LM: What keeps you awake at night?
EA: Regrets. Things I said, things I didn’t. Better ways to have said things. But, if I can quieten that voice, then there’s always the crowd of characters jabbering away, telling me their stories. They can be pretty obnoxious about being heard sometimes!
LM: If you could choose three items on the list below to take for a week camping in the Australian outback, which three would you pick? (You can assume there are magical batteries for anything requiring power).
- your favourite paperback
- your significant other
- I will take my chances on there being a gorgeous girl, or gorgeous man (whichever the case may be) to help me pitch my tent
- food I don’t have to catch first
- wine (you can assume it will always be cold – unless you prefer red)
- battery powered Nespresso & endless supply of Pods (and George Clooney – no, that’s cheating – no George)
- a torch in case the candles go out
- change of clothes
- mobile phone/internet connection for twitter & FB
Which suggests I’m up for a potentially romantic getaway, free from raw food, with a “get me out of here” tweet at the ready, should my castaway mate confess to loving skinny jeans, Collingwood and Vin Diesel films.
LM:Hey! That’s cheating. You did your own psychology analysis! You’re the first guest I’ve had who was ready to take their chances on a gorgeous bloke arriving out of the bush mists… This is a romance site, remember! It could happen! Go Elise I say.
LM: My book is called His Brand Of Beautiful. Can you tell me what you would describe as ‘your brand of beautiful’ – in terms of your current partner?
LM: Can you share your favourite 250 words from Ask Me To Stay and tell us why it’s your favourite part?
Kneeling beneath the shower in the tub of the upstairs bathroom, Ethan gripped the new metal bar and surrendered his entire body weight to its mercy. Rowan and Nina watched from the sink counter, their feet bumping against the cupboard doors.
No one fell. Nothing broke.
Rowan and Nina each took a turn holding it. Rowan was more thorough in his testing than his sister, who attempted to use it as a monkey bar.
‘It’s not for playing on,’ Ethan warned. His stern tone made her pause. ‘It’s only for if you need help, do you understand?’
She nodded soberly.
He crossed to the countertop and removed something palm-sized from a supermarket bag. ‘I also got you guys this.’ He held it out to them. ‘Soap on a rope. You hook it around your wrist.’ He demonstrated on a wide-eyed Rowan. ‘You can’t drop it. See?’
Rowan uncurled his fingers and the soap bounced on its rope in the air. He did it again and again before he allowed Ethan to hook the soap over the shower tap.

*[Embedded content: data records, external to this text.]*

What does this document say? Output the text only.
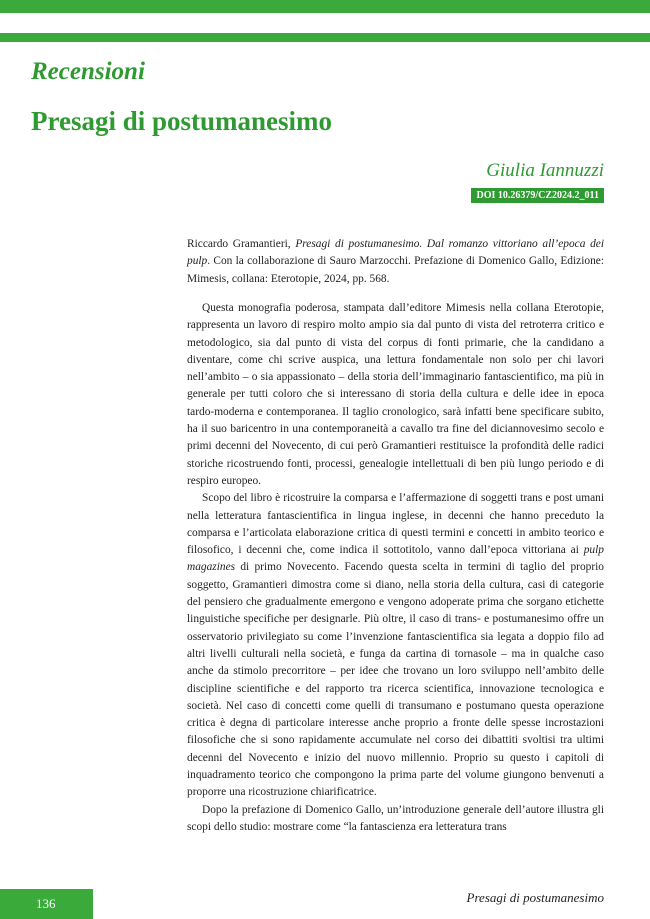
Recensioni
Presagi di postumanesimo
Giulia Iannuzzi
DOI 10.26379/CZ2024.2_011

Riccardo Gramantieri, Presagi di postumanesimo. Dal romanzo vittoriano all’epoca dei pulp. Con la collaborazione di Sauro Marzocchi. Prefazione di Domenico Gallo, Edizione: Mimesis, collana: Eterotopie, 2024, pp. 568.

Questa monografia poderosa, stampata dall’editore Mimesis nella collana Eterotopie, rappresenta un lavoro di respiro molto ampio sia dal punto di vista del retroterra critico e metodologico, sia dal punto di vista del corpus di fonti primarie, che la candidano a diventare, come chi scrive auspica, una lettura fondamentale non solo per chi lavori nell’ambito – o sia appassionato – della storia dell’immaginario fantascientifico, ma più in generale per tutti coloro che si interessano di storia della cultura e delle idee in epoca tardo-moderna e contemporanea. Il taglio cronologico, sarà infatti bene specificare subito, ha il suo baricentro in una contemporaneità a cavallo tra fine del diciannovesimo secolo e primi decenni del Novecento, di cui però Gramantieri restituisce la profondità delle radici storiche ricostruendo fonti, processi, genealogie intellettuali di ben più lungo periodo e di respiro europeo.

Scopo del libro è ricostruire la comparsa e l’affermazione di soggetti trans e post umani nella letteratura fantascientifica in lingua inglese, in decenni che hanno preceduto la comparsa e l’articolata elaborazione critica di questi termini e concetti in ambito teorico e filosofico, i decenni che, come indica il sottotitolo, vanno dall’epoca vittoriana ai pulp magazines di primo Novecento. Facendo questa scelta in termini di taglio del proprio soggetto, Gramantieri dimostra come si diano, nella storia della cultura, casi di categorie del pensiero che gradualmente emergono e vengono adoperate prima che sorgano etichette linguistiche specifiche per designarle. Più oltre, il caso di trans- e postumanesimo offre un osservatorio privilegiato su come l’invenzione fantascientifica sia legata a doppio filo ad altri livelli culturali nella società, e funga da cartina di tornasole – ma in qualche caso anche da stimolo precorritore – per idee che trovano un loro sviluppo nell’ambito delle discipline scientifiche e del rapporto tra ricerca scientifica, innovazione tecnologica e società. Nel caso di concetti come quelli di transumano e postumano questa operazione critica è degna di particolare interesse anche proprio a fronte delle spesse incrostazioni filosofiche che si sono rapidamente accumulate nel corso dei dibattiti svoltisi tra ultimi decenni del Novecento e inizio del nuovo millennio. Proprio su questo i capitoli di inquadramento teorico che compongono la prima parte del volume giungono benvenuti a proporre una ricostruzione chiarificatrice.

Dopo la prefazione di Domenico Gallo, un’introduzione generale dell’autore illustra gli scopi dello studio: mostrare come “la fantascienza era letteratura trans

136	Presagi di postumanesimo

‘When it gets skinny just ask your dad for a new one, okay?’
The kids returned to their perch and Ethan set about neatening up the wall tiling grout.

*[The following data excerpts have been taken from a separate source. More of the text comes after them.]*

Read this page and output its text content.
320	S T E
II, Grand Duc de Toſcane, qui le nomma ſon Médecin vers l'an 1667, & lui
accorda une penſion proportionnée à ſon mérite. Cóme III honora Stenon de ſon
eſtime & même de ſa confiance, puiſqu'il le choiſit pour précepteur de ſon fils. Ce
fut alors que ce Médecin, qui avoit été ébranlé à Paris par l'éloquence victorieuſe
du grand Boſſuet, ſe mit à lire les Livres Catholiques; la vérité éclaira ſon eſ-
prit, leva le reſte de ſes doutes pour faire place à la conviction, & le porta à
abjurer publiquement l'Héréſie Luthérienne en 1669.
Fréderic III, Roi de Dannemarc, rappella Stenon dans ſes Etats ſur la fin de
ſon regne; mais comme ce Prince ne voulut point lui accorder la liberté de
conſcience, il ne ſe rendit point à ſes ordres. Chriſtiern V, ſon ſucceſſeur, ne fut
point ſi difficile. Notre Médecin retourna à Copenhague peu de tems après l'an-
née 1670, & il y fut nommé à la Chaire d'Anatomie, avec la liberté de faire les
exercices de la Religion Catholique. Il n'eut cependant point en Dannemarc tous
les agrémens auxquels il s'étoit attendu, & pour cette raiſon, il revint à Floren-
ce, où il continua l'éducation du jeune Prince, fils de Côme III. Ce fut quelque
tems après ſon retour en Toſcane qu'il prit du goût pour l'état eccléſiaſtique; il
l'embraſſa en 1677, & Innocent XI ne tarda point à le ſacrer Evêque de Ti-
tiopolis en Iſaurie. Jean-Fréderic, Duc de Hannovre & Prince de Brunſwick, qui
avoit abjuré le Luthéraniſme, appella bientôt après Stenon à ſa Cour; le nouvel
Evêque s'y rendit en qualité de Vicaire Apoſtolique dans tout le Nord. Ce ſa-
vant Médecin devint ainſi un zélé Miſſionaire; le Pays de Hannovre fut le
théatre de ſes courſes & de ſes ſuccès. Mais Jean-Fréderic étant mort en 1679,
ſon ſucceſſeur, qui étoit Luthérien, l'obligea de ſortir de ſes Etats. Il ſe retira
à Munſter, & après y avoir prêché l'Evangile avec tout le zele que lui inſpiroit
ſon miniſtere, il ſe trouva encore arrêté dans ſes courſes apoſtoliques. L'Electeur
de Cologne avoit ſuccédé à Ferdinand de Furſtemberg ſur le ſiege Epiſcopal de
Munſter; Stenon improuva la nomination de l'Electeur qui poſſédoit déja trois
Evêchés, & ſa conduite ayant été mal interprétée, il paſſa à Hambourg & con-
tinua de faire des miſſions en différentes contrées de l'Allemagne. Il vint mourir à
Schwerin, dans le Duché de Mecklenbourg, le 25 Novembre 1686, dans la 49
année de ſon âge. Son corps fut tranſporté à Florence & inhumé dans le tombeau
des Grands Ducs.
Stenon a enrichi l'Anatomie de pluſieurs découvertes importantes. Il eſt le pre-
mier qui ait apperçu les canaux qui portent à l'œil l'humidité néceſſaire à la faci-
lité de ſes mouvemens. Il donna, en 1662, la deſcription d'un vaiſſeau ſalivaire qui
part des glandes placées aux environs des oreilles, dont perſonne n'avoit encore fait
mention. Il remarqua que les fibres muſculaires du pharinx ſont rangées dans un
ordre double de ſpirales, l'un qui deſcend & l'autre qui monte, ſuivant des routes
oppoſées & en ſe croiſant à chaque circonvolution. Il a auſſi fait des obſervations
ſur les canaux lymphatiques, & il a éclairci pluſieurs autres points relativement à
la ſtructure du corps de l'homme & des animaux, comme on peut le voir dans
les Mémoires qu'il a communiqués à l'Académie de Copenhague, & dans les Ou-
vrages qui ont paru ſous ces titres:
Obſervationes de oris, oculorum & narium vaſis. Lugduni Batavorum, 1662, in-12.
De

His audience was silent and patient. When Ethan was done, Rowan handed him a piece of paper. Ethan thumbed the sticky tape against the new shower rail. Rowan’s WET sign was back at work.

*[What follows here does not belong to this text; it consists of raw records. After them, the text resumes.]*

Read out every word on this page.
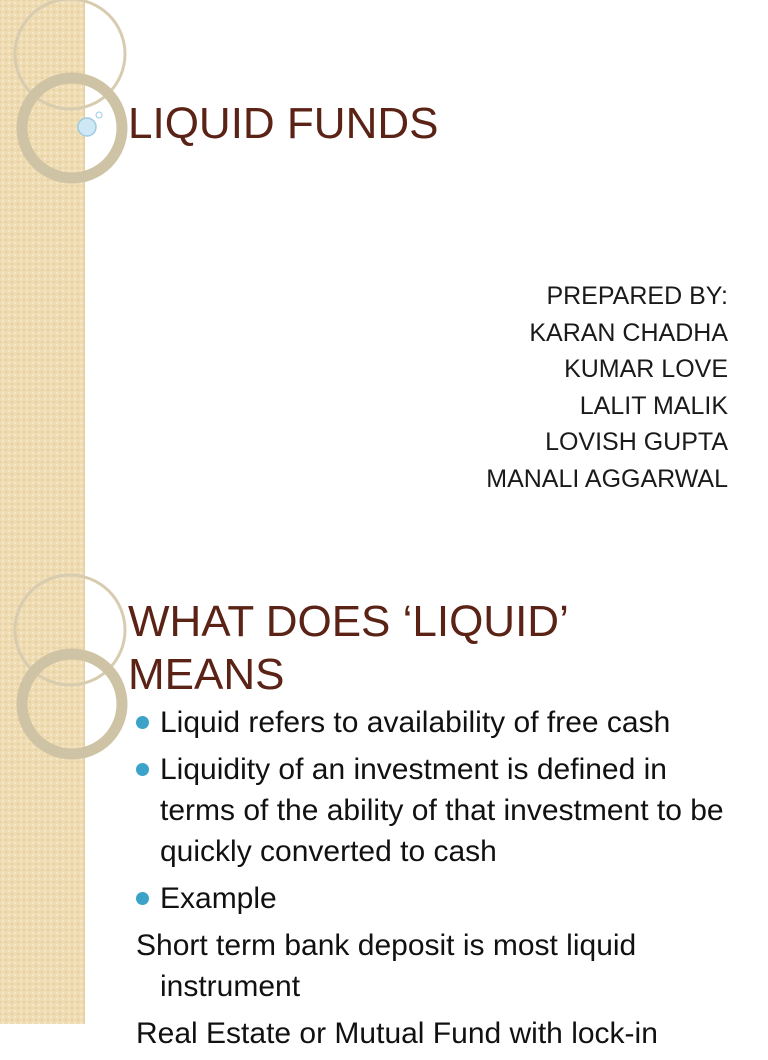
LIQUID FUNDS
PREPARED BY:
KARAN CHADHA
KUMAR LOVE
LALIT MALIK
LOVISH GUPTA
MANALI AGGARWAL
WHAT DOES ‘LIQUID’ MEANS
Liquid refers to availability of free cash
Liquidity of an investment is defined in terms of the ability of that investment to be quickly converted to cash
Example
Short term bank deposit is most liquid instrument
Real Estate or Mutual Fund with lock-in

He stood back and admired the job. His heart fluttered when tiny fingers hooked around his elbow.
‘I wish you’d come before.’ Nina rubbed her nose as she stared at the shower.
This is my favourite part because of how real it feels to me, like a scene in a movie. I see the faces of those gorgeous, grieving children; I hear their feet banging against the cupboard door. Their uncle is trying to fix their fractured lives however he can, and my heart goes out to Ethan in this scene. But this section is a real turning point for the three of them. It’s an important moment, and it has replayed in my mind countless times.
When family tragedy brings bad boy Ethan Foster home, he doesn’t expect a warm welcome. In the small town of Hinterdown reputation is everything – and Ethan’s was ruined long ago. Nobody wants him around, particularly not Sam O’Hara, the girl he left behind.
There’s still a powerful spark between them, but Sam is afraid to risk her heart again. And Ethan is hiding a secret that will have repercussions for his whole family. Will the townspeople ever forgive him? More importantly, will those he loves the most find it in their hearts to take him back?